SINGAPORE - Lockdowns in China have led to some shipment delay for imports required by the manufacturing and construction sectors here, but firms have largely been able to cope, said Minister of State for Trade and Industry Low Yen Ling in Parliament on Monday (May 9).
The Republic's essential food and healthcare supplies have not been significantly affected as Singapore's reliance on China for these items is relatively low, she added.
However, global inflationary pressures are likely to be exacerbated in the near-term, with the lockdowns further straining supply chains already under stress from the Russia-Ukraine conflict, she noted.
Sengkang GRC MP He Ting Ru had asked about the impact to supply chains and rising prices in Singapore, in view of Covid-19 outbreaks prompting several cities in China - including Shanghai - to be placed under partial or full lockdowns involving strict movement restrictions for local residents.
The controls have hit the Chinese economy hard, sparking factory closures and supply chain disruptions as Beijing continues to double down on its Covid-19-zero approach.
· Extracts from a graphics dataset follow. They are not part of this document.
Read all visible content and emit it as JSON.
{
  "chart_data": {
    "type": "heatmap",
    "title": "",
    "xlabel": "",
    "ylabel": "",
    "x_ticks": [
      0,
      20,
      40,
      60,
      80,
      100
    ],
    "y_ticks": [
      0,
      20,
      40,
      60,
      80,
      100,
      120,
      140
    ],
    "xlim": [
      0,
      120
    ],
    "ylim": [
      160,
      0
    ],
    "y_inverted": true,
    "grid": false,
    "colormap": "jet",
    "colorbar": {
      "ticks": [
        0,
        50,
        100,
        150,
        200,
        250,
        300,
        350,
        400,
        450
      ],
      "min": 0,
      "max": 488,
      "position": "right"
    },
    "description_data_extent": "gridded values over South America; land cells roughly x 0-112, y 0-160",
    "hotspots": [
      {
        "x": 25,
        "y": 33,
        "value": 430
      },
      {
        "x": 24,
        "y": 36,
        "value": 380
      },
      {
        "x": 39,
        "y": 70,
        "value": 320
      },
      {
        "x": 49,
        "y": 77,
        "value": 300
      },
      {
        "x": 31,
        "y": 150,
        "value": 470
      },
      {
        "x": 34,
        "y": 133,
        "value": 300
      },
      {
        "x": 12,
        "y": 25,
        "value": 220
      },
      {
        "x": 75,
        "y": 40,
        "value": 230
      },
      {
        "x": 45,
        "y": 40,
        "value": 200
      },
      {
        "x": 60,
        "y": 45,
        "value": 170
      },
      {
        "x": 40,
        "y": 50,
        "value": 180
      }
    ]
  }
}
Reduced economic activity in a major global supply node like China will inevitably lead to the likes of delays in shipping time and in manufacturing orders being fulfilled, but cargo is still able to leave from the Shanghai port and where necessary, is also being redirected to other Chinese ports or other transport modes such as by air, said Ms Low.
"Industries in Singapore will feel the impact of the supply chain disruptions to varying degrees, depending on their dependence on imported supplies from China and their contingency planning," she said.
Ms Low said that many companies have strengthened their business continuity and supply chain resilience plans - such as holding more inventory buffers and diversifying their supplier sources to mitigate the impact of disruptions - since the outbreak of Covid-19.
Singapore's key imports from China include electronics, machinery and metals - mainly intermediate goods required by the manufacturing and construction sectors here.
"Based on feedback from companies in these sectors, we understand that most of them have been able to cope with the delays in shipments from China thus far," said Ms Low.
She added that Singapore's reliance on China for essential food and healthcare items is relatively low, and that the cities from which these are imported are not classified as high-risk ones for now.
"The Government will continue to adopt a multi-pronged approach of import diversification, local production and stockpiling, which will help to minimise supply shocks," said Ms Low.
Still, with China's lockdowns occurring in tandem with the war in Ukraine, near-term global inflation is likely to worsen, she noted.
"How the effects play out over the longer term will depend on the scale and extent of the lockdowns and their impact on China's economy," said Ms Low.
Rising cost pressures and a higher frequency of supply disruptions have prompted some businesses to hold more inventory as a buffer, which require more working capital.
To support companies' cashflow needs, the Government had announced at Budget 2022 an extension of the Temporary Bridging Loan Programme and the enhanced Trade Loan Scheme, up to September 30 this year.
"In addition, the three rounds of tightening of Singapore's monetary policy over the past six months should also help moderate the pass-through effects of external inflationary pressures," said Ms Low.
To help lower-income households cope with higher prices, Social Service Offices (SSOs) will provide at least six months of support for new ComCare Short- to Medium-Term Assistance clients who apply between April and September this year.
Those already on the temporary financial support scheme can also have their assistance extended for at least another three months, she added.
"The SSOs will continue to exercise flexibility to provide those in need with financial assistance and support," said Ms Low.